「お気に入りの本の扉絵を描こう」by id:Cocoa


扉絵。英語で言うとfrontispiece。本の扉部分を飾る絵のことです。コミック雑誌などの場合は、各作品の冒頭に付されるタイトルや作者名が入ったページのことを扉絵と呼びますね。それらは作品の内容を読者に印象づける、とても大切な役割を持っています。でも、扉絵が無い本もたくさんあります。子供の読む本も、学年が進むにつれて文字だけになっていき、扉絵のある本が少なくなります。


本をたくさん読みなさい。父も母もそう言いました。でも、マンガと違って、文章だけの本は、その世界に入り込むのに時間がかかります。子供はけっこうそれが苦手。特に挿絵がない本は、なかなか読む気が起きません。
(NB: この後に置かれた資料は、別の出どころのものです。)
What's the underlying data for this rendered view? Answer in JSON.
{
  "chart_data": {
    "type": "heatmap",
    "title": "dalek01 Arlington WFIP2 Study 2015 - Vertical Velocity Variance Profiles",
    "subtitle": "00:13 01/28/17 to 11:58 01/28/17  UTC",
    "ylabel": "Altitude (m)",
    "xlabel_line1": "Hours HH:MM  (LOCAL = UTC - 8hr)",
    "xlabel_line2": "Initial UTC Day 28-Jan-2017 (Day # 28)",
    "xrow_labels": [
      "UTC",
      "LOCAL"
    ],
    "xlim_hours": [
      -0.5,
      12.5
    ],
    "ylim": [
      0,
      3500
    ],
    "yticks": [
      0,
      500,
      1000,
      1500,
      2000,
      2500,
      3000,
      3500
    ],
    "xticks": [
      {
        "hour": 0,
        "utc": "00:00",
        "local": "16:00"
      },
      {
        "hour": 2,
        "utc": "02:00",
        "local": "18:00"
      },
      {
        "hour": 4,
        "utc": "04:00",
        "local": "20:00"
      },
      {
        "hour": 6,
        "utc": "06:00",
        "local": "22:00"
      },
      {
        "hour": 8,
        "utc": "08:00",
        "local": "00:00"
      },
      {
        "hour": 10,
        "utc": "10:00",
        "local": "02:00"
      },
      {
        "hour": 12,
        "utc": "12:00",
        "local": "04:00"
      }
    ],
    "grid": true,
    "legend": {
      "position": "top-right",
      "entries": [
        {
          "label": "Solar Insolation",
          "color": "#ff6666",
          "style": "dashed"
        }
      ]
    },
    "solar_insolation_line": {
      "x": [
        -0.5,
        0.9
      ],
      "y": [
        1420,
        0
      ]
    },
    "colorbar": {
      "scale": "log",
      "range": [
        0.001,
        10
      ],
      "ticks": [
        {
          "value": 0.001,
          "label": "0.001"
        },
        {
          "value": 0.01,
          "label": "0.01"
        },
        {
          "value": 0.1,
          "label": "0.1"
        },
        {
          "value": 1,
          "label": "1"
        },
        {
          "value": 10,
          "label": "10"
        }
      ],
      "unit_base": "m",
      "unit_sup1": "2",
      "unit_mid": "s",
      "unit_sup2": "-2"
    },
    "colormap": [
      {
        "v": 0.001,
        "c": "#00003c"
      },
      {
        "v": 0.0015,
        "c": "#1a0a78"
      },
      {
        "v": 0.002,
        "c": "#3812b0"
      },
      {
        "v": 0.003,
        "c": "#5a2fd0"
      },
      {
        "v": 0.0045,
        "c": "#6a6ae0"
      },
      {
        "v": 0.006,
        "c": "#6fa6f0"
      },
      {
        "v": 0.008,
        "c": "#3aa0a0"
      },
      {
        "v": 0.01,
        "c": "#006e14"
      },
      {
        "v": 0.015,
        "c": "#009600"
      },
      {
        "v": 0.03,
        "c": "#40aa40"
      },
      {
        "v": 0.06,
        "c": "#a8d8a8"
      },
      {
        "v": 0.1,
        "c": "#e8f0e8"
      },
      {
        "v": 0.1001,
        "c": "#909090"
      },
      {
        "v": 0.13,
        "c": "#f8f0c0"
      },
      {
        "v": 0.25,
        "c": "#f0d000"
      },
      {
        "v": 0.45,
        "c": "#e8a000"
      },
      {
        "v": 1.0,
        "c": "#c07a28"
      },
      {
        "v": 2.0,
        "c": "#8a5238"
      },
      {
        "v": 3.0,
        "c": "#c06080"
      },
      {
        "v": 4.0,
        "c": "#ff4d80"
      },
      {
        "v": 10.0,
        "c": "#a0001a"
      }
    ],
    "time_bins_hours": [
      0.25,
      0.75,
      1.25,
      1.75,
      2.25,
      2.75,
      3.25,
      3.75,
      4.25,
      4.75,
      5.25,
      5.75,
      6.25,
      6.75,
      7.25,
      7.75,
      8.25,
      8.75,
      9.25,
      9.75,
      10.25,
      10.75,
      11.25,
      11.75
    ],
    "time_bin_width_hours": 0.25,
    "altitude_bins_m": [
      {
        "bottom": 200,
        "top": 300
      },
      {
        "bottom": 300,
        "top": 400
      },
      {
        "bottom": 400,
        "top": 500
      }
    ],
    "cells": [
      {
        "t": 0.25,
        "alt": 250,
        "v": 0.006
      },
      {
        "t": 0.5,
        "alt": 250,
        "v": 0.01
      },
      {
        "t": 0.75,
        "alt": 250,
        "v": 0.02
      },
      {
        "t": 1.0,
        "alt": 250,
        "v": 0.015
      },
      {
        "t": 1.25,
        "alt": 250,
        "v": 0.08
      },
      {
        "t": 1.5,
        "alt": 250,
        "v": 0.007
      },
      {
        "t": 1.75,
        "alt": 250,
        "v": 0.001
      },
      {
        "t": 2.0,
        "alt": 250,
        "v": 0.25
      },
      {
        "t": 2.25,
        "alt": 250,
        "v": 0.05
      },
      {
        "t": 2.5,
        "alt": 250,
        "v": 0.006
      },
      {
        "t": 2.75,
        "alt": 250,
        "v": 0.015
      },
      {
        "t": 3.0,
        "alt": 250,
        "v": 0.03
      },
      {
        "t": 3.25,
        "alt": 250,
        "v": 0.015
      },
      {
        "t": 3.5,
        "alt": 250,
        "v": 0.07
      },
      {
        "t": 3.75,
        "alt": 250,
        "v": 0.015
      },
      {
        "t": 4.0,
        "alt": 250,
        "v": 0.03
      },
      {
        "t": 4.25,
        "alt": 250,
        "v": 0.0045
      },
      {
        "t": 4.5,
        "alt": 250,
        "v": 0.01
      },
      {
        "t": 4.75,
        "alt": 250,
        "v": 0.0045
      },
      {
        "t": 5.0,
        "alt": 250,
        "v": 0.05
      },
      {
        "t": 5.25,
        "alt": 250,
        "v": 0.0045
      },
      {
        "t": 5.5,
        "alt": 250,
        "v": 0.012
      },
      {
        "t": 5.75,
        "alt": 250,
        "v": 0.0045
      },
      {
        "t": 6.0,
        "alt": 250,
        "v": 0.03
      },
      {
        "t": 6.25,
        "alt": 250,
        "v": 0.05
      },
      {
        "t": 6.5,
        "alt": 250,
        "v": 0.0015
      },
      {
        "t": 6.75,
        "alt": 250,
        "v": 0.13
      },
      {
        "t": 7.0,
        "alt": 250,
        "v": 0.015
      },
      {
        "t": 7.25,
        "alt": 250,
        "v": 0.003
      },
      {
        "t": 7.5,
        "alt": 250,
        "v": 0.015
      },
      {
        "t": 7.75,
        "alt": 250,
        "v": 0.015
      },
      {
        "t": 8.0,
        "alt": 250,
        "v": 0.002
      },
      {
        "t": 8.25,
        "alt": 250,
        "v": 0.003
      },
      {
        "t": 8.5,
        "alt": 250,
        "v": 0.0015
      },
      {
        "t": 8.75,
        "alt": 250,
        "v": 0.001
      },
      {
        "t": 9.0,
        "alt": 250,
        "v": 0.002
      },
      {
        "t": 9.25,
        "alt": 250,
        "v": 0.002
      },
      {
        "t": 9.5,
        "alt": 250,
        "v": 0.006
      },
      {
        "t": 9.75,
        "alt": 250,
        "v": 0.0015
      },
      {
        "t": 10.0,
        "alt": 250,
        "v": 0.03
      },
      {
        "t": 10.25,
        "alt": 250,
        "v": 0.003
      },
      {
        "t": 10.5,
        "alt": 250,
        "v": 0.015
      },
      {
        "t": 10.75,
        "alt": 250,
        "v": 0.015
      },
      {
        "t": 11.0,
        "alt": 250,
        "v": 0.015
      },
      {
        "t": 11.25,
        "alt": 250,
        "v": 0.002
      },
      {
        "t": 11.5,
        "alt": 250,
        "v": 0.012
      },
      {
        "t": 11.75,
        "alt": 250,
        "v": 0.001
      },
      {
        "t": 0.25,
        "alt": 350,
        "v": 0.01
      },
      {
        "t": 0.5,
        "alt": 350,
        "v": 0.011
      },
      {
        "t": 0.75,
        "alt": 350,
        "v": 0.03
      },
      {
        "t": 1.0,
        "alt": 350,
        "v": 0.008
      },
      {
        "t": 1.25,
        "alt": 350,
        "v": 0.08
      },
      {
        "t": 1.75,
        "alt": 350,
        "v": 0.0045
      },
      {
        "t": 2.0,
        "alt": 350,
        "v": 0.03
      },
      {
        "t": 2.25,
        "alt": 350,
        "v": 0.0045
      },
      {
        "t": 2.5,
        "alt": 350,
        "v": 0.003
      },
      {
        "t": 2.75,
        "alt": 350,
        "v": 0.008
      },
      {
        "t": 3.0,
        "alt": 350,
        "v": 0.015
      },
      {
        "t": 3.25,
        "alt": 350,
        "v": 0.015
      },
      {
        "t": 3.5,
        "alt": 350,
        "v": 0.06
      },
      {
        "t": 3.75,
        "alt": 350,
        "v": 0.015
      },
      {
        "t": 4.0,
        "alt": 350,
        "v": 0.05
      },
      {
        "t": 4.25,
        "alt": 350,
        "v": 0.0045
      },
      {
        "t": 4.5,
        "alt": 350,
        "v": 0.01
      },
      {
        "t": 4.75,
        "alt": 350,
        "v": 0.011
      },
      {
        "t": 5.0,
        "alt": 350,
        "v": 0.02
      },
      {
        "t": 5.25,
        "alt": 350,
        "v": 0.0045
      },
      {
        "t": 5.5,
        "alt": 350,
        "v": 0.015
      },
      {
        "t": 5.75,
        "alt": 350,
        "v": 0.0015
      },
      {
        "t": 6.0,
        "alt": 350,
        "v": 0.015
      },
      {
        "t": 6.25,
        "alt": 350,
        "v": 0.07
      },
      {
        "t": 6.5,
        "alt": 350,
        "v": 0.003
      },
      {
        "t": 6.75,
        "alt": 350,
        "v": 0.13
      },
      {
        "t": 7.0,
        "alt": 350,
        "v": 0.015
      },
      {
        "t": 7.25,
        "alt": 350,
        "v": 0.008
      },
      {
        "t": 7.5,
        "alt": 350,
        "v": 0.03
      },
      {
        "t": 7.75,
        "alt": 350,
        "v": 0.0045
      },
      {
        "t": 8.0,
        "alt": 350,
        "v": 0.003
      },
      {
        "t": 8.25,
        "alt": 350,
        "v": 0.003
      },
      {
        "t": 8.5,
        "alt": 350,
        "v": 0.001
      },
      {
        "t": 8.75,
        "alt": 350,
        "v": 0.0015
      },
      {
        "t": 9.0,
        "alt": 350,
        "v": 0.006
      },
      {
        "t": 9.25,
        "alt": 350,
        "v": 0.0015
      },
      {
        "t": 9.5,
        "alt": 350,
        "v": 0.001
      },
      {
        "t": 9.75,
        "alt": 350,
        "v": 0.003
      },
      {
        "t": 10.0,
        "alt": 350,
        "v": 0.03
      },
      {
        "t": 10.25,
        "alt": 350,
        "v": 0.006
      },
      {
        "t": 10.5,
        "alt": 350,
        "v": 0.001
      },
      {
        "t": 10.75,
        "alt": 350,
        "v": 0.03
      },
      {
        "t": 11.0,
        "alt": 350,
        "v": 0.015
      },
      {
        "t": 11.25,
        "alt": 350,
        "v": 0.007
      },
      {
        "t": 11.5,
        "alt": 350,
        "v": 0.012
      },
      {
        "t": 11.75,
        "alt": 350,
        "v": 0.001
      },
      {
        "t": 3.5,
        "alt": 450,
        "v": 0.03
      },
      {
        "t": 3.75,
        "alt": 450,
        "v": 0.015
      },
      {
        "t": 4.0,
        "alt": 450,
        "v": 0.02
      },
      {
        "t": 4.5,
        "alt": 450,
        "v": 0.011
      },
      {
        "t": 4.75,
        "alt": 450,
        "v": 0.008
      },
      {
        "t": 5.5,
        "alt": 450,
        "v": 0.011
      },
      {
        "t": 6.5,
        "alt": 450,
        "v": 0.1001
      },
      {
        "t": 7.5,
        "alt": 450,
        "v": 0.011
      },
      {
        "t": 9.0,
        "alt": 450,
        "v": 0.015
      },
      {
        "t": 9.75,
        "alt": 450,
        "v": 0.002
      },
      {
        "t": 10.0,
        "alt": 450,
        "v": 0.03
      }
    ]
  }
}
「またマンガばかり読んで、少しは本も読みなさいよ」「だってぇ、絵がないとお話しに入っていけないんだもん」「なら自分で描けばいいじゃない」「あ…面白そう」。


ためしに、もう読んでお話しが頭に入っている本でやってみることにしました。画用紙を本と同じ大きさに切って、そこに色鉛筆で描いてみました。描けたら本に挟み込もうと思って、丁寧に時間を掛けて描きました。「出来た〜!」。本の表紙の次の所にそれを挟み込んで母に見せに行くと、立派な扉絵が出来たねと褒めてくれました。


「扉絵?」「そうよ、こういう所に入っている絵をそう呼ぶの。ちょっと待ってて。」
母が持ってきたのはエアメール用の便箋でした。薄い、透けるような紙です。
「本当はトレーシングペーパーっていう紙をかけるんだけどね。」
絵の裏に便箋の端を貼り付け、表側に折り返して絵の表面を覆って、サイズを合わせて綺麗に切ってくれました。
「ほらこれで豪華になったし、色鉛筆の粉で本が汚れることもないわよ。」
やったー!すごいー!私は大喜びで、すぐまた他の本の扉絵にも挑戦しはじめました。


そのうち描く本が無くなってしまったので、それまで持っていながらちゃんと読んでいなかった本も読みはじめました。すると不思議。どんな絵を描こうかなと思いながら読んでいると、文字だけの本なのに次々と物語の情景が頭の中に浮かんできます。私はどんどんお話しの中に引き込まれていきました。


一冊読んでは扉絵を描き、また一冊読んでは扉絵を描きを繰り返しているうちに、すっかり読書が好きになっていきました。読み終わってから描くこの扉絵は、いわば絵による読書感想文。本の余韻を楽しみながら絵を描く時間も、より物語の世界を深く理解させてくれる素敵な時間になりました。


私はけっして絵が上手な子供ではありませんでした。でも楽しんで描ければそれでいいんです。読んだお話が好きであればあるほど、いい絵が描けます。その頃の本も、自分で描いた扉絵も、みんな大切にとっておいてあります。大人になった今、それはとても大切な宝物です。絵が上手でなかった子供でも、そう思える絵が描けるんです。それは、素晴らしいお話しの力を借りて描いたからだと思います。


読んだ物語の絵を描いてみる。それで本の扉を飾ってみる。皆さんのお宅でも、ぜひやってみてください。本の世界も絵の世界も、何倍にも膨らみます。